Однако все изменилось с появлением на перевале Уилкина Флэммока на могучем боевом коне, во главе целого отряда пеших и конных воинов. Боясь, что он двинется им наперерез, разбойники прибегли к своему последнему средству; бросив коней, они стали прятаться среди скал и благодаря своей особой ловкости ускользнули и от тех, и от других преследователей. Впрочем, это удалось не всем: двое или трое из них были схвачены людьми Флэммока, в том числе тот, кто был наряжен в плащ Эвелины и, к большому их разочарованию, оказался белокурым валлийским парнем, судя по его дикому взгляду и бессвязной речи, полоумным. Это не избавило бы его от немедленной смерти — обычной участи пленных, взятых в подобных схватках, — если бы не слабый звук рога, которым Дамиан призывал своих воинов и на который поспешил также и отряд Уилкина Флэммока. В суматохе и спешке те, кто стерег пленника, из жалости или из презрения дали ему бежать. Да и что было им узнавать от него, даже если бы он захотел или сумел что-то сказать? Все поняли, что их госпожа попала в засаду, устроенную Одноглазым Доуфидом, опасным разбойником, который решился на это дерзкое нападение в надежде получить за Эвелину большой выкуп; возмущенные его беспримерной наглостью, все поклялись убить его, а тело бросить на растерзание орлам и воронам.
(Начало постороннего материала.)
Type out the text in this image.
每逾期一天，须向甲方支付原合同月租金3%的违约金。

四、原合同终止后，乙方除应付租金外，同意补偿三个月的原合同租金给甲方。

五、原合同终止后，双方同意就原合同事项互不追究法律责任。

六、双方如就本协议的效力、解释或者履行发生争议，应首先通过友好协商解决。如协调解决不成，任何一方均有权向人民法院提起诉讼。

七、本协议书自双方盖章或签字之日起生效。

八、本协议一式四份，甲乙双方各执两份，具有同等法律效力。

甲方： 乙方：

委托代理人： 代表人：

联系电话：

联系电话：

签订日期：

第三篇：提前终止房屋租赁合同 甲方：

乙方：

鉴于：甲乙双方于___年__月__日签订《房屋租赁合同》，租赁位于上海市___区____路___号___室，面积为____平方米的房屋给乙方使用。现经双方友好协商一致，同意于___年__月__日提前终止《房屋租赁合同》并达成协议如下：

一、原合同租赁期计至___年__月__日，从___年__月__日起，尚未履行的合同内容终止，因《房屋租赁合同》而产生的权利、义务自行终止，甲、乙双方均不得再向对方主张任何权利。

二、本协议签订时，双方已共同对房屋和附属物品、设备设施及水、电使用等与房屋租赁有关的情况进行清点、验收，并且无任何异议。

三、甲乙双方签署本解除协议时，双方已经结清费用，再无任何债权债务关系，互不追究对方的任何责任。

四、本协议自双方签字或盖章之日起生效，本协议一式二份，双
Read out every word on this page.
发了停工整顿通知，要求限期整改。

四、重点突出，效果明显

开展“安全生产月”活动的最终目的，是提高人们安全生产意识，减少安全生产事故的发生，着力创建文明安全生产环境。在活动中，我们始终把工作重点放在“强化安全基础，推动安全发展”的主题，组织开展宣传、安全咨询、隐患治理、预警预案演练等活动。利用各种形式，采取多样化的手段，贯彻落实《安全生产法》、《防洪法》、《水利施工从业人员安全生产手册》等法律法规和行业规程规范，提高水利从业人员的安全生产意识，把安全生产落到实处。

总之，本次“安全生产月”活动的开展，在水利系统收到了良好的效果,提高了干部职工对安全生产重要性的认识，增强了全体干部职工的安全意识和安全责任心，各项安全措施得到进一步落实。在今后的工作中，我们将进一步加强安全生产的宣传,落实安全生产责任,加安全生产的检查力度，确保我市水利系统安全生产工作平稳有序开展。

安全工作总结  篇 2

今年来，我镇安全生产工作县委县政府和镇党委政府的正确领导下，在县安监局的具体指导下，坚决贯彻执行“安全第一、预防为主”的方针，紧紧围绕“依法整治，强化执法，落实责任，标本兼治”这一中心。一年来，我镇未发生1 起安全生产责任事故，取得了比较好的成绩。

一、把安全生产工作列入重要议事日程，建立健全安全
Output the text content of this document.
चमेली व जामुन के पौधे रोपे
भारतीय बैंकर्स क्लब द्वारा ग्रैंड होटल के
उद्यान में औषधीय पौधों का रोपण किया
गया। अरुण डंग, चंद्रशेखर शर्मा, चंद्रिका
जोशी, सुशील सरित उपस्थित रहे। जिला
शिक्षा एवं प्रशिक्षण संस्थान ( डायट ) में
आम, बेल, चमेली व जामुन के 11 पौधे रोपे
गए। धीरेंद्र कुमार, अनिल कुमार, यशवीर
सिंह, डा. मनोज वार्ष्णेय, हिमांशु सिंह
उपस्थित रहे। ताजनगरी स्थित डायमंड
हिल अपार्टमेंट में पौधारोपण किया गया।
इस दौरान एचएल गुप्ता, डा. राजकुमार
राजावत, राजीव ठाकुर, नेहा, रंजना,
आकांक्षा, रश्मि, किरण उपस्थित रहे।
Таковы были подробности, которые узнали друг от друга люди Флэммока и люди Дамиана; на обратном пути к ним присоединилась и кумушка Джиллиан; после множества радостных восклицаний по поводу нежданного спасения ее госпожи и причитаний над бедою, постигшей Дамиана, она сообщила, что торговец, чьи соколы явились причиною всех несчастий, был взят в плен отступавшими валлийцами; что сама она и раненый Рауль подверглись бы той же участи, но для нее не нашлось лошади, старого Рауля посчитали не стоящим выкупа, а убить не потрудились. Правда, один из разбойников кинул в поверженного Рауля камнем, но, к счастью, как сказала его супруга, не попал.
— Кидал какой-то коротыш, — сказала она, — а был среди них и высокий детина, вот он бы попал. — Сообщив все это, кумушка Джиллиан подобрала юбки и взобралась на лошадь.
Раненый Дамиан лежал на носилках, наспех сделанных из древесных ветвей; как и женщин, его поместили в середине небольшого отряда, к которому присоединились и воины молодого рыцаря, вернувшиеся под его знамя. Все они двигались в стройном порядке и с большой осторожностью, готовые отразить нападение.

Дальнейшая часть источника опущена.